Rbm3 (RNA-binding motif protein 3) is a stress responsive gene, which maintains cellular homeostasis and promotes survival upon various harmful cellular stimuli. Rbm3 protein shows conserved structural and molecular similarities to heterogeneous nuclear ribonucleoproteins (hnRNPs), which regulate all steps of the mRNA metabolism. Growing evidence is pointing towards a broader role of Rbm3 in various steps of gene expression.
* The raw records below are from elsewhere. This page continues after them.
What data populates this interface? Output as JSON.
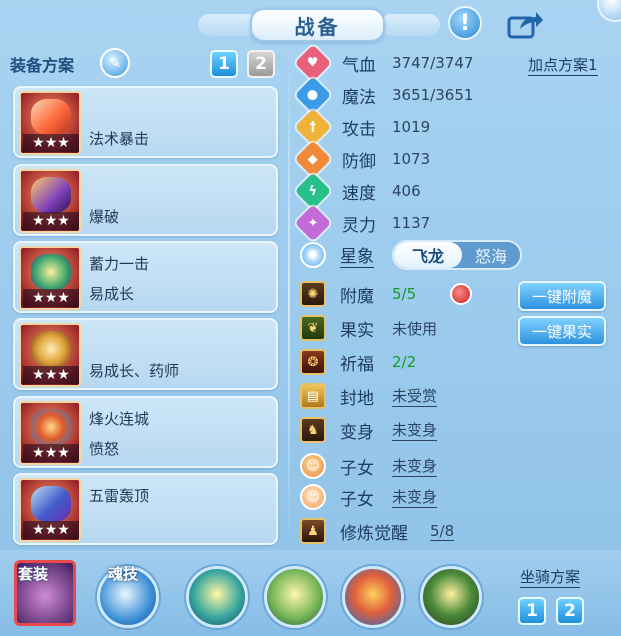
{
  "title": "战备",
  "equip": {
    "scheme_label": "装备方案",
    "tabs": [
      "1",
      "2"
    ],
    "cards": [
      {
        "lines": [
          "",
          "法术暴击"
        ],
        "stars": "★★★"
      },
      {
        "lines": [
          "",
          "爆破"
        ],
        "stars": "★★★"
      },
      {
        "lines": [
          "蓄力一击",
          "易成长"
        ],
        "stars": "★★★"
      },
      {
        "lines": [
          "",
          "易成长、药师"
        ],
        "stars": "★★★"
      },
      {
        "lines": [
          "烽火连城",
          "愤怒"
        ],
        "stars": "★★★"
      },
      {
        "lines": [
          "五雷轰顶",
          ""
        ],
        "stars": "★★★"
      }
    ]
  },
  "stats": {
    "plan_link": "加点方案1",
    "rows": [
      {
        "name": "气血",
        "value": "3747/3747",
        "color": "#e8607a",
        "icon": "heart-icon",
        "glyph": "♥"
      },
      {
        "name": "魔法",
        "value": "3651/3651",
        "color": "#3b9be6",
        "icon": "mana-icon",
        "glyph": "●"
      },
      {
        "name": "攻击",
        "value": "1019",
        "color": "#f0b33a",
        "icon": "sword-icon",
        "glyph": "†"
      },
      {
        "name": "防御",
        "value": "1073",
        "color": "#f08a3a",
        "icon": "shield-icon",
        "glyph": "◆"
      },
      {
        "name": "速度",
        "value": "406",
        "color": "#27c08a",
        "icon": "lightning-icon",
        "glyph": "ϟ"
      },
      {
        "name": "灵力",
        "value": "1137",
        "color": "#c46ad8",
        "icon": "spirit-icon",
        "glyph": "✦"
      }
    ]
  },
  "star": {
    "label": "星象",
    "options": [
      "飞龙",
      "怒海"
    ]
  },
  "features": [
    {
      "name": "附魔",
      "value": "5/5",
      "style": "green",
      "icon": "enchant-icon"
    },
    {
      "name": "果实",
      "value": "未使用",
      "style": "plain",
      "icon": "fruit-icon"
    },
    {
      "name": "祈福",
      "value": "2/2",
      "style": "green",
      "icon": "blessing-icon"
    },
    {
      "name": "封地",
      "value": "未受赏",
      "style": "link",
      "icon": "fief-icon"
    },
    {
      "name": "变身",
      "value": "未变身",
      "style": "link",
      "icon": "transform-icon"
    },
    {
      "name": "子女",
      "value": "未变身",
      "style": "link",
      "icon": "child-icon"
    },
    {
      "name": "子女",
      "value": "未变身",
      "style": "link",
      "icon": "child-icon"
    },
    {
      "name": "修炼觉醒",
      "value": "5/8",
      "style": "link",
      "icon": "cultivation-icon"
    }
  ],
  "buttons": {
    "enchant": "一键附魔",
    "fruit": "一键果实"
  },
  "bottom": {
    "suit_label": "套装",
    "soul_label": "魂技",
    "mount_label": "坐骑方案",
    "mount_tabs": [
      "1",
      "2"
    ]
  },
  "colors": {
    "accent": "#2f92df",
    "green": "#179a2a",
    "text": "#1e3c5e"
  }
}
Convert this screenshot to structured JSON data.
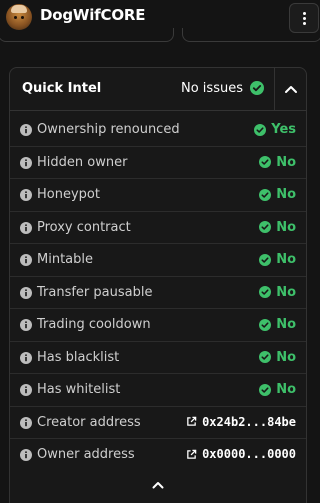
{
  "header": {
    "token_name": "DogWifCORE",
    "avatar_icon": "dog-avatar",
    "menu_icon": "kebab-menu-icon"
  },
  "quick_intel": {
    "title": "Quick Intel",
    "summary": "No issues",
    "summary_icon": "check-circle-icon",
    "collapse_icon": "chevron-up-icon",
    "ok_color": "#3ec06a",
    "rows": [
      {
        "label": "Ownership renounced",
        "value": "Yes"
      },
      {
        "label": "Hidden owner",
        "value": "No"
      },
      {
        "label": "Honeypot",
        "value": "No"
      },
      {
        "label": "Proxy contract",
        "value": "No"
      },
      {
        "label": "Mintable",
        "value": "No"
      },
      {
        "label": "Transfer pausable",
        "value": "No"
      },
      {
        "label": "Trading cooldown",
        "value": "No"
      },
      {
        "label": "Has blacklist",
        "value": "No"
      },
      {
        "label": "Has whitelist",
        "value": "No"
      }
    ],
    "addresses": [
      {
        "label": "Creator address",
        "value": "0x24b2...84be",
        "icon": "external-link-icon"
      },
      {
        "label": "Owner address",
        "value": "0x0000...0000",
        "icon": "external-link-icon"
      }
    ],
    "scroll_icon": "chevron-up-icon"
  }
}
Here, we demonstrate that Rbm3 deficiency is linked to transcriptome-wide pre-mRNA splicing alterations, which can be reversed through Rbm3 co-expression from a cDNA. Using an MS2 tethering assay, we show that Rbm3 regulates splice site selection similar to other hnRNP proteins when recruited between two competing 5${ }^{\text{'}}$ splice sites. Furthermore, we show that the N-terminal part of Rbm3 encompassing the RNA recognition motif (RRM), is sufficient to elicit changes in splice site selection. On the basis of these findings, we propose a novel, undescribed function of Rbm3 in RNA splicing that contributes to the preservation of transcriptome integrity.